You are not your work. You have to learn to step outside your ego and not take criticism personally if you ever want to make great work. And know that basically everyone sucks for a while, but if you keep pushing and listening and learning, you will get better. (Borrowed that last bit from Ira Glass, but it’s so true. Get the full bit here: https://www.brainpickings.org/2014/01/29/ira-glass-success-daniel-sax/)

How about advice for directors, photographers or other artists who want to work with you?

Be nice. Be smart. And roll with it.

Life is too short and our jobs are too stressful to work with jerks. So I don’t do it (and definitely never do it twice).

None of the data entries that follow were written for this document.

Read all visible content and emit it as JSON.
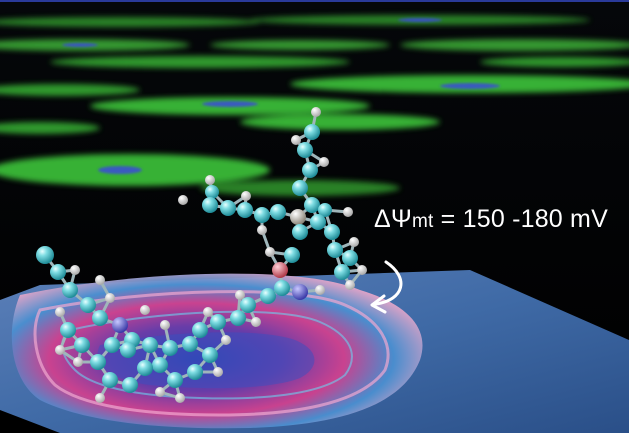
{
  "annotation": {
    "symbol": "ΔΨ",
    "subscript": "mt",
    "value_text": " = 150 -180 mV"
  },
  "colors": {
    "background": "#000000",
    "mitochondria_fluorescence": "#3ec43a",
    "mito_core": "#3a4bd8",
    "membrane_surface": "#3b5fa8",
    "membrane_pink": "#d94f9a",
    "atom_carbon": "#52c6cf",
    "atom_hydrogen": "#e4e4e4",
    "atom_nitrogen": "#5656c8",
    "atom_oxygen": "#d9606e",
    "atom_phosphorus": "#bdb7ad",
    "label": "#ffffff"
  },
  "icons": {
    "arrow": "curved-arrow-icon"
  }
}
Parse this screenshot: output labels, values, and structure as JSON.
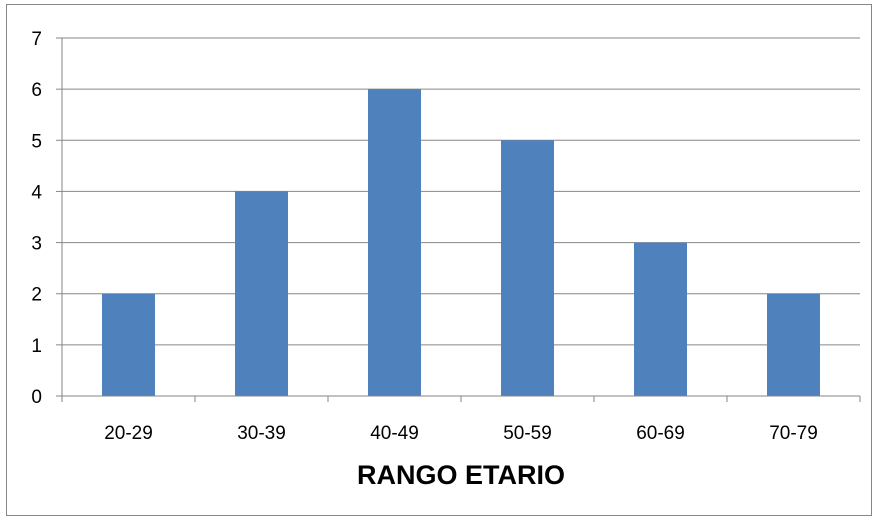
{
  "chart_data": {
    "type": "bar",
    "categories": [
      "20-29",
      "30-39",
      "40-49",
      "50-59",
      "60-69",
      "70-79"
    ],
    "series": [
      {
        "values": [
          2,
          4,
          6,
          5,
          3,
          2
        ]
      }
    ],
    "title": "",
    "xlabel": "RANGO ETARIO",
    "ylabel": "",
    "ylim": [
      0,
      7
    ],
    "yticks": [
      0,
      1,
      2,
      3,
      4,
      5,
      6,
      7
    ],
    "grid": true,
    "legend": "none",
    "colors": {
      "bar": "#4F81BD",
      "grid": "#868686",
      "axis": "#868686"
    }
  }
}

That said, I don’t want to work with pushovers either. I want someone to come in with an opinion and help us make the work better than in started. So smart is key.

And finally, crazy shit happens on production. Sometimes clients change their minds about stuff you thought was settled. Sometimes it rains. Sometimes (true story) the alligator won’t walk where you need him to walk. So you need someone who can roll with that, solve problems and get what you need to make it work.

What’s a trend you see defining the future of advertising?

Ads that don’t feel like ads.

I don’t think TV is going anywhere, but I do think it feels increasingly less important to both audiences and brands. What gets people talking are the headline-makers—you know, the stunts, the experiential stuff, social campaigns, and things that are delightful and/or useful in some way.

To me, that’s such a more exciting place to play than a :60 TV spot. (Does anyone even do those anymore?!)